Run History

Azure ML can supercharge your ML workloads in (at least!) two ways:

AML Compute: Providing powerful compute resoures to train larger models
Run history: Best-in-class lineage and reproducability

In this article we focus on Run History - and why you need it in your life!

As teams progress to running dozens, and eventually hundreds of experiments, having some way to organize them is essential. Run History is a service that provides a number features that quickly become essential to your ML-model builders:

Experiments and Runs#

When you are running dozens of experiments in multiple different projects, having a clear way to organize and search though the results is key. Azure ML provides two concepts to help with this: Runs and Experiments.

Runs#

A run is a single execution of your code - usually a training script. The run has a life-cycle: the code is prepared to be submited to Azure ML (e.g. via a ScriptRunConfig), then the code is submitted

Once the code is submitted to Azure ML (for example, via a ScriptRunConfig) a Run object is created. This compute target is prepared (nodes are provisioned, containers hosting your Python environment are fired up), the entry point script is called ($ python run.py [args]) and logs start being generated:

Files already downloaded and verified
epoch=1, batch= 2000: loss 2.19
epoch=1, batch= 4000: loss 1.82
epoch=1, batch= 6000: loss 1.66
...

You may log metrics to Azure ML with run.log('<metric_name>', metric_value) and monitor them in the studio:

The training concludes, usually some model files are saved, and the nodes are released.

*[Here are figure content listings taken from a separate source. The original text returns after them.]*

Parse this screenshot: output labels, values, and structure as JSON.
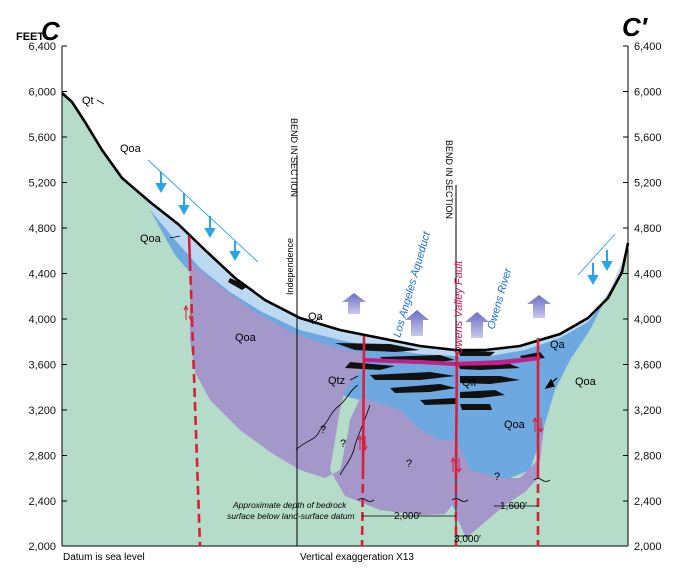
{
  "section": {
    "start_label": "C",
    "end_label": "C′",
    "unit_label": "FEET"
  },
  "y_axis": {
    "ticks": [
      "6,400",
      "6,000",
      "5,600",
      "5,200",
      "4,800",
      "4,400",
      "4,000",
      "3,600",
      "3,200",
      "2,800",
      "2,400",
      "2,000"
    ]
  },
  "units": {
    "Qt": "Qt",
    "Qoa": "Qoa",
    "Qa": "Qa",
    "Qtz": "Qtz",
    "Qfl": "Qfl"
  },
  "labels": {
    "independence": "Independence",
    "bend_1": "BEND IN SECTION",
    "bend_2": "BEND IN SECTION",
    "aqueduct": "Los Angeles Aqueduct",
    "fault": "Owens Valley Fault",
    "river": "Owens River",
    "bedrock_note_1": "Approximate depth of bedrock",
    "bedrock_note_2": "surface below land-surface datum",
    "depth_1": "2,000′",
    "depth_2": "3,000′",
    "depth_3": "1,600′",
    "question": "?"
  },
  "footer": {
    "datum": "Datum is sea level",
    "exaggeration": "Vertical exaggeration X13"
  },
  "colors": {
    "bedrock": "#b5dcc8",
    "qoa_purple": "#a497c9",
    "aquifer_blue": "#6ea8e0",
    "light_blue": "#bcd9f1",
    "clay_black": "#111111",
    "fault_red": "#d81e3a",
    "magenta": "#c0208a",
    "flow_arrow_blue": "#2aa4e8",
    "upward_arrow": "#7f82c9"
  }
}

But the story doesn't end there. The run persists even after the nodes are returned to Azure. You can always return, either in code or via the studio, to see a history of your runs, all their outputs and metrics, and the exact code that was used to generate them.

Experiments#

An Experiment is a collection of runs. All runs belongs to an Experiment. Usually an Experiment is tied to a specific work item, for example, "Finetune Bert-Large", and will possess a number of runs as you iterate toward this goal.

Snapshot#

When you submit your code to run in Azure ML, a snapshot is taken. This is a copy of the exact code that ran. Think of this as version control for your experiments. Want to reproduce the results from that experiment 2-months ago even though you've iterated on the model and the training script in the meantime? No problem, snapshot has you covered!

You have total control of what goes into the snapshot with the .amlignore file. This plays the same role as a .gitignore so you can efficiently manage what to include in the snapshot.

Metrics#

As you run experiments, you track metrics - from validation loss through to GPU load. Analysing these metrics is essential to determining your best model. With Run History, these metrics are stored for all your runs.